Unattended Automation

Alternatively, unattended automation refers to the bot being able to initiate a task and then process data. For example, if a specific trigger occurs, the bot will get to work, potentially launching another bot, initiating a workflow, or processing the data.

Hybrid Automation

Naturally, the most likely scenario is that some processes can be triggered without human input when others aren’t timed as easily. This results in the existence of a hybrid automation environment where triggers vary.

How to Implement RPA

The reason that RPA is considered so incredibly low-risk is because it’s so simple. First, look at your everyday tasks. Which are the most time consuming? Which are the most error prone? RPA-ready tasks are defined as:

  • Simple, consistent and repeatable.
  • Repetitive low-skill tasks that create human issues such as high error rates and low worker morale.
  • Existing or planned processes where “stripping off” routine tasks can free humans and deliver a significant productivity, efficiency and/or cost benefit.
  • Tasks that offer meaningful opportunities to improve customer and worker experiences by speeding up existing processes.
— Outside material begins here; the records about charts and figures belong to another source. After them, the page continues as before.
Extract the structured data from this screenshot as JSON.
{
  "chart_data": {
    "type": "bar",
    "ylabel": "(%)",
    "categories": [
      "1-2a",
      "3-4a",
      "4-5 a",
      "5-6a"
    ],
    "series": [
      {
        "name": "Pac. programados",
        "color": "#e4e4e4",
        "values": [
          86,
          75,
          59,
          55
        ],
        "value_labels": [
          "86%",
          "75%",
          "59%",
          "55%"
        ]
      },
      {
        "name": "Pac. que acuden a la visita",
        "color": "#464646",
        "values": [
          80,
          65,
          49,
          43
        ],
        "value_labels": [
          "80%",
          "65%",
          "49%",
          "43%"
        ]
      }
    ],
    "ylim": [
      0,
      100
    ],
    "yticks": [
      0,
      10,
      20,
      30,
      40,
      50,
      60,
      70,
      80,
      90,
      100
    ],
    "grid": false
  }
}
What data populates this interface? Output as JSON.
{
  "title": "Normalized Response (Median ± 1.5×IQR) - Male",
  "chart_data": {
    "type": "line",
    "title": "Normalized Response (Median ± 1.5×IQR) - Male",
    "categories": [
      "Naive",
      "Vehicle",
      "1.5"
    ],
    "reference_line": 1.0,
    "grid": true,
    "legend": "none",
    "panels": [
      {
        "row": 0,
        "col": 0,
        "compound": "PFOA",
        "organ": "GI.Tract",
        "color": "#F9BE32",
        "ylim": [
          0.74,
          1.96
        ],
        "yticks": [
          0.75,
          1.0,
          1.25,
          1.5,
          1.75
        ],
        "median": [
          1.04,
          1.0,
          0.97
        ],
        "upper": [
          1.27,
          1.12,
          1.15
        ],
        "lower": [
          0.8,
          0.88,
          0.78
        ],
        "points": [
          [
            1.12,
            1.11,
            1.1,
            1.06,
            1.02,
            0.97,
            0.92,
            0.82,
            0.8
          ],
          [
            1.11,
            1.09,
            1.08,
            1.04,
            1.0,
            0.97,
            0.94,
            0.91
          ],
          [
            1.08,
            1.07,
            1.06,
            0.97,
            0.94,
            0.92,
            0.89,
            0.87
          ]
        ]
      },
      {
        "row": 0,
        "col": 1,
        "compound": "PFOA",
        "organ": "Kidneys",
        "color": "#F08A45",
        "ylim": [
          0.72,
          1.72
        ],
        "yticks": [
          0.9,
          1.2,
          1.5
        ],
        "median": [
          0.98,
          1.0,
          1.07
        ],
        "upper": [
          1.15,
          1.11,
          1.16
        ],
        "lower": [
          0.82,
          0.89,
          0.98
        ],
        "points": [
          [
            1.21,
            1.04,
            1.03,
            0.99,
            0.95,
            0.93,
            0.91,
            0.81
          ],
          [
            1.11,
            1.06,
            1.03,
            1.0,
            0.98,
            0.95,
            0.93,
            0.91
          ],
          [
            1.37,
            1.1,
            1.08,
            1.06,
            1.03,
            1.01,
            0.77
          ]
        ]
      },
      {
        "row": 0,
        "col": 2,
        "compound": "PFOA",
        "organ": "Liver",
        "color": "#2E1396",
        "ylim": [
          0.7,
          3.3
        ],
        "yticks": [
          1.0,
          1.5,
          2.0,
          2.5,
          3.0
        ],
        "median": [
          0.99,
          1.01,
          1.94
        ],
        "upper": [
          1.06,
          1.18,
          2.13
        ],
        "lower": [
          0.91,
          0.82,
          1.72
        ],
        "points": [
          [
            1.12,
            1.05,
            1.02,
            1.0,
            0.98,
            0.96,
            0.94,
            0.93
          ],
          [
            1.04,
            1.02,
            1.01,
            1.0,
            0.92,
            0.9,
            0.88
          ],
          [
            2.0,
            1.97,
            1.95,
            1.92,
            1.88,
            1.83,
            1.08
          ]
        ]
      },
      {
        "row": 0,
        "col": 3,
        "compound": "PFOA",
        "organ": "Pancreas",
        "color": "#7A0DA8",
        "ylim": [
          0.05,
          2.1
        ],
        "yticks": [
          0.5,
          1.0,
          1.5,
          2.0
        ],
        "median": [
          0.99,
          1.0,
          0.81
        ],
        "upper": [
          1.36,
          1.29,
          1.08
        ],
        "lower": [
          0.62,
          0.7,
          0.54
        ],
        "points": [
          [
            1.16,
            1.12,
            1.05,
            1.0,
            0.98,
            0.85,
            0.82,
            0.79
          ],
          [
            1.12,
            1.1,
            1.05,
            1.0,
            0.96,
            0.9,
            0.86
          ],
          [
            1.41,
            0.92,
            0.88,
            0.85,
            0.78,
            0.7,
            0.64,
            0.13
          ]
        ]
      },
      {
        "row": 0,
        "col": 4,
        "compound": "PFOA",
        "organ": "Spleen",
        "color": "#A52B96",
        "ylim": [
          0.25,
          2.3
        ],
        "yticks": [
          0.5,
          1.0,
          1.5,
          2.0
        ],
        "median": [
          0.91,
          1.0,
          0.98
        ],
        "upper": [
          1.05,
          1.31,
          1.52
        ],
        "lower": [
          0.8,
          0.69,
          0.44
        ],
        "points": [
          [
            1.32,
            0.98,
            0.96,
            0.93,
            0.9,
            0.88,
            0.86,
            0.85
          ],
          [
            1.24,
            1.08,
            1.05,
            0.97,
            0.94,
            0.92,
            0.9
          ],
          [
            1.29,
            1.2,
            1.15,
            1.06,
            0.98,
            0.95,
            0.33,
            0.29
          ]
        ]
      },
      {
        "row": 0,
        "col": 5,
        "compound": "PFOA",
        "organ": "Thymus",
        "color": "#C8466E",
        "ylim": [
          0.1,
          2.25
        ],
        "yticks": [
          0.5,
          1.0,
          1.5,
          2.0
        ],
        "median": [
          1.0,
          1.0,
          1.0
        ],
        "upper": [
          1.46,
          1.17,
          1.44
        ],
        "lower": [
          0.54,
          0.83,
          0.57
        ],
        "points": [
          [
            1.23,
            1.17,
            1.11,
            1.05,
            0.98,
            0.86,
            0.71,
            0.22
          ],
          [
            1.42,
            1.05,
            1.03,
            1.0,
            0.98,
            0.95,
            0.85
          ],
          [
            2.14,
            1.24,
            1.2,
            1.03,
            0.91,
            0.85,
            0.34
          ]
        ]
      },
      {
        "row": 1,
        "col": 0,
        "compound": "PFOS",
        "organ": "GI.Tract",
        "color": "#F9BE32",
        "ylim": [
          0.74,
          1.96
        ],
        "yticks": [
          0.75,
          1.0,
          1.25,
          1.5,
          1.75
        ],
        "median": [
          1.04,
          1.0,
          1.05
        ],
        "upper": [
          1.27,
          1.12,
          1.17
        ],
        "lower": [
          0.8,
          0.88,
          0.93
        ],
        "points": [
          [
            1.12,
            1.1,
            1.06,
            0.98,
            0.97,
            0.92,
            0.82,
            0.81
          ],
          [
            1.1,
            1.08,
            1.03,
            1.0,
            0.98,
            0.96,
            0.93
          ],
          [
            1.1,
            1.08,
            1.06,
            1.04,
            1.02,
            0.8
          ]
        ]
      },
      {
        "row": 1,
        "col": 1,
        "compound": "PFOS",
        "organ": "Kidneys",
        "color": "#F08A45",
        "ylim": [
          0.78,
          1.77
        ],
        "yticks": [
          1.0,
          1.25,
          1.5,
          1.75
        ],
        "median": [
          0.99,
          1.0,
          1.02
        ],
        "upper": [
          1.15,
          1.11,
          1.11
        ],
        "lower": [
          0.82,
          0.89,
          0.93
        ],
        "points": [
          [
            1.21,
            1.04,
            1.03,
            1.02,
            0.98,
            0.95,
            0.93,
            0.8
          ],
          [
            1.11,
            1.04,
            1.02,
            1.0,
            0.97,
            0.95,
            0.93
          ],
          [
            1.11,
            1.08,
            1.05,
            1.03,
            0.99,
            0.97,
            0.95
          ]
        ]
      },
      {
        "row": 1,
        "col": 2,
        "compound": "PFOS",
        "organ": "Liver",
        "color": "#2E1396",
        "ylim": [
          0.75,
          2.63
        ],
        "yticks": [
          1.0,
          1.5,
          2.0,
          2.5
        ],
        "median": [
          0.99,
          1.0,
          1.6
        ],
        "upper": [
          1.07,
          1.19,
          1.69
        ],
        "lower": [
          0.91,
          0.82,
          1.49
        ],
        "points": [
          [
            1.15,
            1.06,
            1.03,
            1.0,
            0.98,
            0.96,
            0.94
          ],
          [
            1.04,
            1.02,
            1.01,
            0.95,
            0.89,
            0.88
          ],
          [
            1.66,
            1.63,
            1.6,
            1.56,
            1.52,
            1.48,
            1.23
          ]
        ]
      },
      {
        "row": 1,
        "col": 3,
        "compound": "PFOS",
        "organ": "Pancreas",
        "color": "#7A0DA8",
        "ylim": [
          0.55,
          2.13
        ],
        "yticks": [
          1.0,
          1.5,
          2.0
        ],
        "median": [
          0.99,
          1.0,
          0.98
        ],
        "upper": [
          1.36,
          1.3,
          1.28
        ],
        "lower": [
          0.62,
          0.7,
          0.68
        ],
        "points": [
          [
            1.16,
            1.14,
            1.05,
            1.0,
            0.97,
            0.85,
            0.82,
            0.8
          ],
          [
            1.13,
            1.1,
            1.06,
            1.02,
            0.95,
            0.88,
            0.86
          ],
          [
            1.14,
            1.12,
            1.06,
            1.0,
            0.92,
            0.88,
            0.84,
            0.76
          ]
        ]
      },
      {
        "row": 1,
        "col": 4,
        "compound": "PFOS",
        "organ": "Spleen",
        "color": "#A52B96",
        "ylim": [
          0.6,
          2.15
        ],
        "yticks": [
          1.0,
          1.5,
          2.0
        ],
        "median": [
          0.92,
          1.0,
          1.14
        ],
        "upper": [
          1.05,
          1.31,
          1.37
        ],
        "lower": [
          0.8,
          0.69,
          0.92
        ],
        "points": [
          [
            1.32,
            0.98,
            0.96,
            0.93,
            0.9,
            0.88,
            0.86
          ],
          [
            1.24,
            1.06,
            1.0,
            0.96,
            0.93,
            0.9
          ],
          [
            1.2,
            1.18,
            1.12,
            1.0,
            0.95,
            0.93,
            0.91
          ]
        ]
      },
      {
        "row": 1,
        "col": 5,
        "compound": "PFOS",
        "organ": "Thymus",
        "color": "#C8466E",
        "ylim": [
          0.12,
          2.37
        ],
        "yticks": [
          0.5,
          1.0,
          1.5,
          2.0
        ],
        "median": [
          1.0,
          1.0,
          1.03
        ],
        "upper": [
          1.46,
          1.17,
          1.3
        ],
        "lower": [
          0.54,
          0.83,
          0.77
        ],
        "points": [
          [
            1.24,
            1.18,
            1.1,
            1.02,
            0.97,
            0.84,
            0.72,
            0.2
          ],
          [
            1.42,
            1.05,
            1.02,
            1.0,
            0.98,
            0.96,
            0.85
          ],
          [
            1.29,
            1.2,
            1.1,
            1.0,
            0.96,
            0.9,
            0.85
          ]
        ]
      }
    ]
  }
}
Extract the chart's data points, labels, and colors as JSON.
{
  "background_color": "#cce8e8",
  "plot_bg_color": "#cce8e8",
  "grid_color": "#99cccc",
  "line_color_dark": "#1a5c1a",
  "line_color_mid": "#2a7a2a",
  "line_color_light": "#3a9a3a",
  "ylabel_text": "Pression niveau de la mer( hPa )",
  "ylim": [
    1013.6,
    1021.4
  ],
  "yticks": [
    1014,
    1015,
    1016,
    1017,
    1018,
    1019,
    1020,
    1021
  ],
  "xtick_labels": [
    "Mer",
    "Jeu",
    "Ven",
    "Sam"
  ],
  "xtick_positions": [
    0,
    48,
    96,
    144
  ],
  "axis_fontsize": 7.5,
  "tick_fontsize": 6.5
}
According to IBM, a task is performed by a human as usual and “recorded” for the software. The resulting script is fine-tuned to ensure that all potential task variations are accounted for. The resulting robot is tested to ensure that it works.

What RPA Is Not

As an automation process designed for simple tasks, RPA is not equivalent to business process automation. Though it can have multiple levels of operation and could work in multiple systems, it doesn’t take on full processes.

Often the reason RPA is excluded from the AI umbrella is because RPA doesn’t learn in the same way that an AI application would. RPA is rules-based and if something changes in the automated task – a field in a web form moves, for example – the RPA bot typically won’t be able to figure that out on its own.

However, AI can improve RPA. For example, an RFP is inputted into a system. AI would be able to read and comprehend the document, then trigger automated tasks like proposal generation or the like.

Business Is Moving Faster, Are You?

As AI improves in maturity and grows, you can expect it to have a much larger footprint. Regardless of where you start, it pays to get started.